Crow Removal from Yellowstone National Park
The territory of Crow Indians historically included the eastern half of Yellowstone National Park. After the park’s creation and the relegation of the Crow to a reservation, park officials tried to include them in park ceremonies in an attempt to create a historical narrative that highlighted Western and Great Plains stereotypes for tourists.
The Crow, also known as the Apsaalooke or Absaroka, historically lived in parts of Northern Wyoming and Southern Montana. The largest division, the Mountain Crow, claim a region including the eastern half of Yellowstone National Park as their aboriginal territory. Crow Leader Iron Bull said that the “Great Spirit had put us right in the middle of the earth, because we are the best people in the world.”
The Fort Laramie Treaty of 1851 marked the western edge of Crow territory at the Yellowstone River, designating the eastern portion of what would become Yellowstone National Park as Crow land. In the Fort Laramie Treaty of 1868, the Crow lost all lands in Wyoming. They gave up 38 million acres, keeping only 8 million acres that included a narrow strip on the northern edge of Yellowstone. Crow leader Sits in the Middle of the Land said, “we asked whether we might eat the buffalo for a long time. They said yes. That is not in the treaty. We told them we wanted a big country. They said we should have it; and that is not in the treaty. They said, ‘will you sell the Powder River country, Judith Basin and Wind River country?’ I told them ‘No’; but that is not in the treaty.”

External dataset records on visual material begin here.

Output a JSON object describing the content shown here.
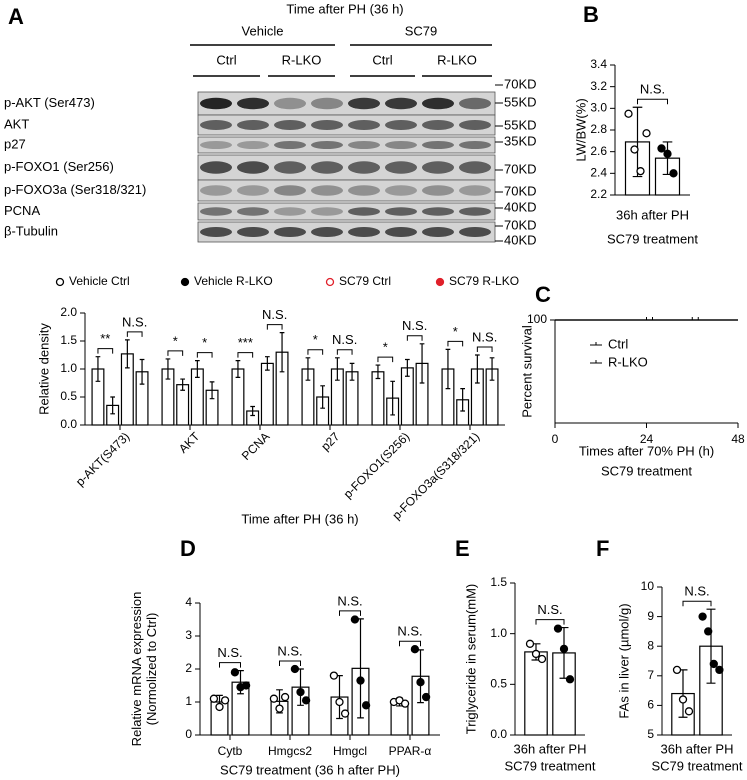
{
  "chart_data": [
    {
      "type": "blot",
      "panel": "A",
      "title": "Time after PH (36 h)",
      "groups": [
        "Vehicle",
        "SC79"
      ],
      "lanes": [
        "Ctrl",
        "R-LKO",
        "Ctrl",
        "R-LKO"
      ],
      "rows": [
        "p-AKT (Ser473)",
        "AKT",
        "p27",
        "p-FOXO1 (Ser256)",
        "p-FOXO3a (Ser318/321)",
        "PCNA",
        "β-Tubulin"
      ],
      "markers": [
        "70KD",
        "55KD",
        "55KD",
        "35KD",
        "70KD",
        "70KD",
        "40KD",
        "70KD",
        "40KD"
      ]
    },
    {
      "type": "bar",
      "ylabel": [
        "Relative density"
      ],
      "xlabel": [
        "Time after PH (36 h)"
      ],
      "categories": [
        "p-AKT(S473)",
        "AKT",
        "PCNA",
        "p27",
        "p-FOXO1(S256)",
        "p-FOXO3a(S318/321)"
      ],
      "ylim": [
        0,
        2.0
      ],
      "yticks": [
        {
          "value": 0,
          "label": "0.0"
        },
        {
          "value": 0.5,
          "label": "0.5"
        },
        {
          "value": 1.0,
          "label": "1.0"
        },
        {
          "value": 1.5,
          "label": "1.5"
        },
        {
          "value": 2.0,
          "label": "2.0"
        }
      ],
      "series": [
        {
          "name": "Vehicle Ctrl",
          "color": "#000000",
          "marker": "open",
          "values": [
            1.0,
            1.0,
            1.0,
            1.0,
            0.95,
            1.0
          ],
          "errors": [
            0.22,
            0.18,
            0.15,
            0.2,
            0.12,
            0.35
          ]
        },
        {
          "name": "Vehicle R-LKO",
          "color": "#000000",
          "marker": "filled",
          "values": [
            0.35,
            0.72,
            0.25,
            0.5,
            0.48,
            0.45
          ],
          "errors": [
            0.15,
            0.1,
            0.08,
            0.2,
            0.3,
            0.2
          ]
        },
        {
          "name": "SC79 Ctrl",
          "color": "#e0202a",
          "marker": "open",
          "values": [
            1.27,
            1.0,
            1.1,
            1.0,
            1.02,
            1.0
          ],
          "errors": [
            0.25,
            0.15,
            0.12,
            0.2,
            0.15,
            0.25
          ]
        },
        {
          "name": "SC79 R-LKO",
          "color": "#e0202a",
          "marker": "filled",
          "values": [
            0.95,
            0.62,
            1.3,
            0.95,
            1.1,
            1.0
          ],
          "errors": [
            0.22,
            0.15,
            0.35,
            0.15,
            0.35,
            0.2
          ]
        }
      ],
      "significance": [
        [
          "**",
          "N.S."
        ],
        [
          "*",
          "*"
        ],
        [
          "***",
          "N.S."
        ],
        [
          "*",
          "N.S."
        ],
        [
          "*",
          "N.S."
        ],
        [
          "*",
          "N.S."
        ]
      ]
    },
    {
      "type": "bar",
      "panel": "B",
      "ylabel": [
        "LW/BW(%)"
      ],
      "xlabel": [
        "36h after PH",
        "SC79 treatment"
      ],
      "categories": [
        null
      ],
      "ylim": [
        2.2,
        3.4
      ],
      "yticks": [
        2.2,
        2.4,
        2.6,
        2.8,
        {
          "value": 3.0,
          "label": "3.0"
        },
        3.2,
        3.4
      ],
      "series": [
        {
          "color": "#000000",
          "marker": "open",
          "values": [
            2.69
          ],
          "errors": [
            0.32
          ],
          "points": [
            [
              2.95,
              2.62,
              2.42,
              2.77
            ]
          ]
        },
        {
          "color": "#000000",
          "marker": "filled",
          "values": [
            2.54
          ],
          "errors": [
            0.15
          ],
          "points": [
            [
              2.63,
              2.58,
              2.4
            ]
          ]
        }
      ],
      "significance": [
        [
          "N.S."
        ]
      ]
    },
    {
      "type": "line",
      "panel": "C",
      "ylabel": [
        "Percent survival"
      ],
      "xlabel": [
        "Times after 70% PH (h)",
        "SC79 treatment"
      ],
      "xlim": [
        0,
        48
      ],
      "xticks": [
        0,
        24,
        48
      ],
      "ylim": [
        0,
        100
      ],
      "yticks": [
        100
      ],
      "series": [
        {
          "name": "Ctrl",
          "color": "#000000",
          "x": [
            0,
            48
          ],
          "values": [
            100,
            100
          ]
        },
        {
          "name": "R-LKO",
          "color": "#000000",
          "x": [
            0,
            48
          ],
          "values": [
            100,
            100
          ]
        }
      ]
    },
    {
      "type": "bar",
      "panel": "D",
      "ylabel": [
        "Relative mRNA expression",
        "(Normolized to Ctrl)"
      ],
      "xlabel": [
        "SC79 treatment (36 h after PH)"
      ],
      "categories": [
        "Cytb",
        "Hmgcs2",
        "Hmgcl",
        "PPAR-α"
      ],
      "ylim": [
        0,
        4
      ],
      "yticks": [
        0,
        1,
        2,
        3,
        4
      ],
      "series": [
        {
          "color": "#000000",
          "marker": "open",
          "values": [
            1.0,
            1.02,
            1.15,
            1.0
          ],
          "errors": [
            0.2,
            0.35,
            0.65,
            0.12
          ],
          "points": [
            [
              1.1,
              0.85,
              1.05
            ],
            [
              1.1,
              0.8,
              1.15
            ],
            [
              1.8,
              1.0,
              0.65
            ],
            [
              1.0,
              1.05,
              0.95
            ]
          ]
        },
        {
          "color": "#000000",
          "marker": "filled",
          "values": [
            1.6,
            1.45,
            2.02,
            1.78
          ],
          "errors": [
            0.35,
            0.55,
            1.5,
            0.8
          ],
          "points": [
            [
              1.9,
              1.45,
              1.5
            ],
            [
              2.0,
              1.3,
              1.05
            ],
            [
              3.5,
              1.65,
              0.9
            ],
            [
              2.6,
              1.6,
              1.15
            ]
          ]
        }
      ],
      "significance": [
        [
          "N.S."
        ],
        [
          "N.S."
        ],
        [
          "N.S."
        ],
        [
          "N.S."
        ]
      ]
    },
    {
      "type": "bar",
      "panel": "E",
      "ylabel": [
        "Triglyceride in serum(mM)"
      ],
      "xlabel": [
        "36h after PH",
        "SC79 treatment"
      ],
      "categories": [
        null
      ],
      "ylim": [
        0,
        1.5
      ],
      "yticks": [
        {
          "value": 0,
          "label": "0.0"
        },
        0.5,
        {
          "value": 1.0,
          "label": "1.0"
        },
        1.5
      ],
      "series": [
        {
          "color": "#000000",
          "marker": "open",
          "values": [
            0.82
          ],
          "errors": [
            0.08
          ],
          "points": [
            [
              0.9,
              0.8,
              0.75
            ]
          ]
        },
        {
          "color": "#000000",
          "marker": "filled",
          "values": [
            0.81
          ],
          "errors": [
            0.25
          ],
          "points": [
            [
              1.05,
              0.85,
              0.55
            ]
          ]
        }
      ],
      "significance": [
        [
          "N.S."
        ]
      ]
    },
    {
      "type": "bar",
      "panel": "F",
      "ylabel": [
        "FAs in liver (µmol/g)"
      ],
      "xlabel": [
        "36h after PH",
        "SC79 treatment"
      ],
      "categories": [
        null
      ],
      "ylim": [
        5,
        10
      ],
      "yticks": [
        5,
        6,
        7,
        8,
        9,
        10
      ],
      "series": [
        {
          "color": "#000000",
          "marker": "open",
          "values": [
            6.4
          ],
          "errors": [
            0.8
          ],
          "points": [
            [
              7.2,
              6.2,
              5.8
            ]
          ]
        },
        {
          "color": "#000000",
          "marker": "filled",
          "values": [
            8.0
          ],
          "errors": [
            1.25
          ],
          "points": [
            [
              9.0,
              8.5,
              7.4,
              7.2
            ]
          ]
        }
      ],
      "significance": [
        [
          "N.S."
        ]
      ]
    }
  ]
}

Yellowstone National Park was created in 1872. By the early 1880s, the Northern Pacific Railroad had cut through Crow land in an attempt to bring tourists to the park. Nearly 2,000 Crow were invited to attend the last-spike ceremony in Yellowstone. Iron Bull was assigned to give the last spike to the president of the Railroad during the ceremony. At the end of the ceremony, Iron Bull gave a speech and was reported to have said that he understood the “meaning in [his] part of the ceremony” and that the days of his people were “almost numbered.”
Further cuts to their territory occurred in the late 19th and early 20th century, bringing the reservation to its current size of about 2 million acres. Like other Native Americans in the area, they were not allowed to use the park as they had traditionally for hunting, trading, and gathering food and other supplies.
In the early 20th century, Superintendent Horace Albright hoped to create a relationship between the Crow and Yellowstone National Park similar to that of the Blackfeet and Glacier National Park. Albright chose the Crow over the ‘timid’ Sheepeaters, historically the only full-time residents of the Park, because they seemed to better fit the American stereotype of Western American Indians and would be better for tourism and marketing campaigns. In 1925, he invited them to round up the Yellowstone bison herd in “hunting costumes.” He often invited them to participate in opening ceremonies or special occasions. However, the relationship Albright had hoped for never developed, largely because the Crow were not the only group associated with residence in the Yellowstone area.